Friday, August 20, 2010

Fahrenheit 451: Mildred Montag

Mildred Montag is the wife of Guy Montag. She is, like any normal housewife, distraught and cluttered at the beginning as she attampts suicide. Luckily, her loving husband was right there to stop her and take her to the hospital to save her life. The next day, Mildred denies the whole thing. She thinks she knows she would never do that, but after much reasoning from Guy, she accepts it as what it is and moves on. This suicide attempt shows that she is in great pain and that she is afraid of her own life. The television walls in the parlor provide means for her to escape her life and not have to confront her problems and hardships.
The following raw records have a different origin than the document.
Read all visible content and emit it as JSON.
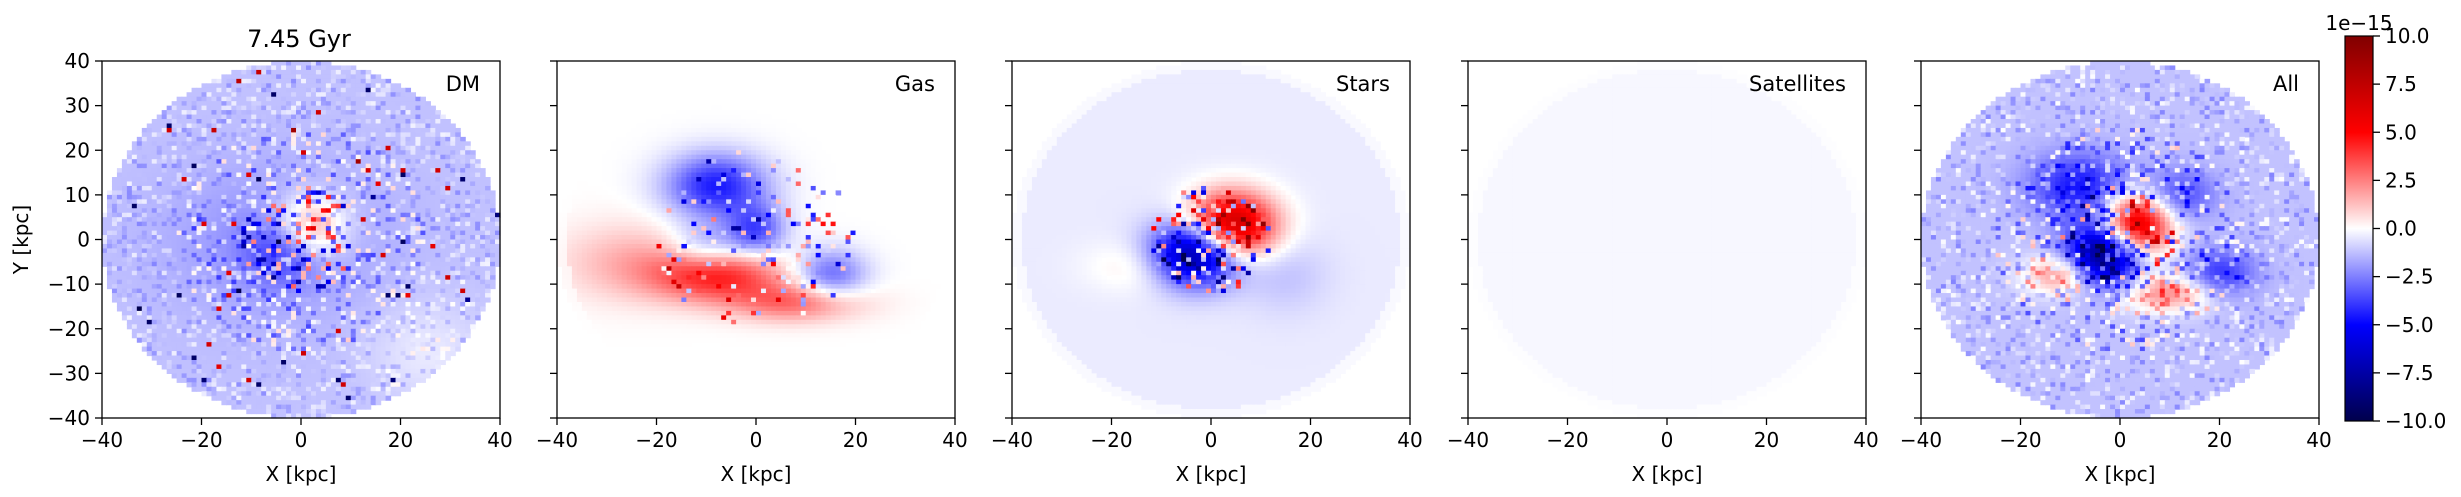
{
  "figure": {
    "title": "7.45 Gyr",
    "colorbar": {
      "scale_label": "1e−15",
      "range": [
        -10.0,
        10.0
      ],
      "ticks": [
        -10.0,
        -7.5,
        -5.0,
        -2.5,
        0.0,
        2.5,
        5.0,
        7.5,
        10.0
      ],
      "tick_labels": [
        "−10.0",
        "−7.5",
        "−5.0",
        "−2.5",
        "0.0",
        "2.5",
        "5.0",
        "7.5",
        "10.0"
      ],
      "colormap": "seismic"
    }
  },
  "chart_data": {
    "type": "heatmap",
    "xlim": [
      -40,
      40
    ],
    "ylim": [
      -40,
      40
    ],
    "xlabel": "X [kpc]",
    "ylabel": "Y [kpc]",
    "x_ticks": [
      -40,
      -20,
      0,
      20,
      40
    ],
    "x_tick_labels": [
      "−40",
      "−20",
      "0",
      "20",
      "40"
    ],
    "y_ticks": [
      -40,
      -30,
      -20,
      -10,
      0,
      10,
      20,
      30,
      40
    ],
    "y_tick_labels": [
      "−40",
      "−30",
      "−20",
      "−10",
      "0",
      "10",
      "20",
      "30",
      "40"
    ],
    "value_range": [
      -1e-14,
      1e-14
    ],
    "panels": [
      {
        "label": "DM",
        "summary": "mostly weak negative (blue) disc with noisy mixed red/blue pixels near centre"
      },
      {
        "label": "Gas",
        "summary": "blue structures above centre, red arc below centre spanning x -20 to 15 kpc"
      },
      {
        "label": "Stars",
        "summary": "compact central dipole: red upper-right, blue lower-left within ~10 kpc"
      },
      {
        "label": "Satellites",
        "summary": "near zero everywhere"
      },
      {
        "label": "All",
        "summary": "combined: central red/blue dipole, blue ring-like region, red arc below"
      }
    ]
  }
}
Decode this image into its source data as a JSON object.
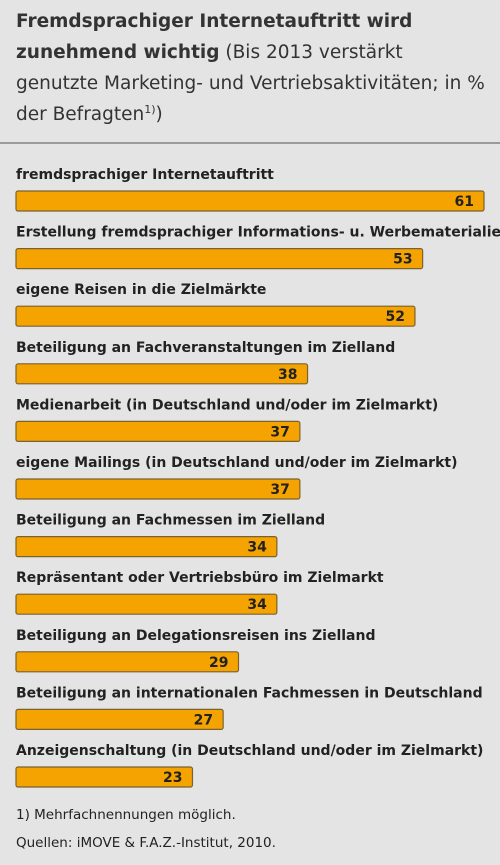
{
  "chart_data": {
    "type": "bar",
    "orientation": "horizontal",
    "title": "Fremdsprachiger Internetauftritt wird zunehmend wichtig",
    "subtitle": "(Bis 2013 verstärkt genutzte Marketing- und Vertriebsaktivitäten; in % der Befragten",
    "subtitle_note": "1)",
    "subtitle_end": ")",
    "categories": [
      "fremdsprachiger Internetauftritt",
      "Erstellung fremdsprachiger Informations- u. Werbematerialien",
      "eigene Reisen in die Zielmärkte",
      "Beteiligung an Fachveranstaltungen im Zielland",
      "Medienarbeit (in Deutschland und/oder im Zielmarkt)",
      "eigene Mailings (in Deutschland und/oder im Zielmarkt)",
      "Beteiligung an Fachmessen im Zielland",
      "Repräsentant oder Vertriebsbüro im Zielmarkt",
      "Beteiligung an Delegationsreisen ins Zielland",
      "Beteiligung an internationalen Fachmessen in Deutschland",
      "Anzeigenschaltung (in Deutschland und/oder im Zielmarkt)"
    ],
    "values": [
      61,
      53,
      52,
      38,
      37,
      37,
      34,
      34,
      29,
      27,
      23
    ],
    "color": "#f5a300",
    "footnotes": [
      "1) Mehrfachnennungen möglich.",
      "Quellen: iMOVE & F.A.Z.-Institut, 2010."
    ]
  }
}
Although she does her very best to smother her true feelings, they are always still there. Mildred is also just a scary character. She is cold and distant from her husband; it seems like the couple should be intimate, but there are not any examples of their affection in the novel. Instead, she stays almost as far away from Guy as physically possible. She is one extremely lonely lady. But, what she really needs is a way to figure herself out, like Guy, so she too gets herself into books. When Guy reveals his secret stash of books in the air duct to her, Mildred becomes interested in them and uses them for the same reason as Guy, to get a view into her life and to solve status problems within herself. She feels it necessary to get the books into her life and do something really different with Guy. Still, she is very detached from her life, but she loves being a part of the family in the soap opera she loves to watch in the parlor with the giant television screens. Mildred is one heck of a character, and I do not think I even scratched the surface. Expect another entry devoted to her at some time.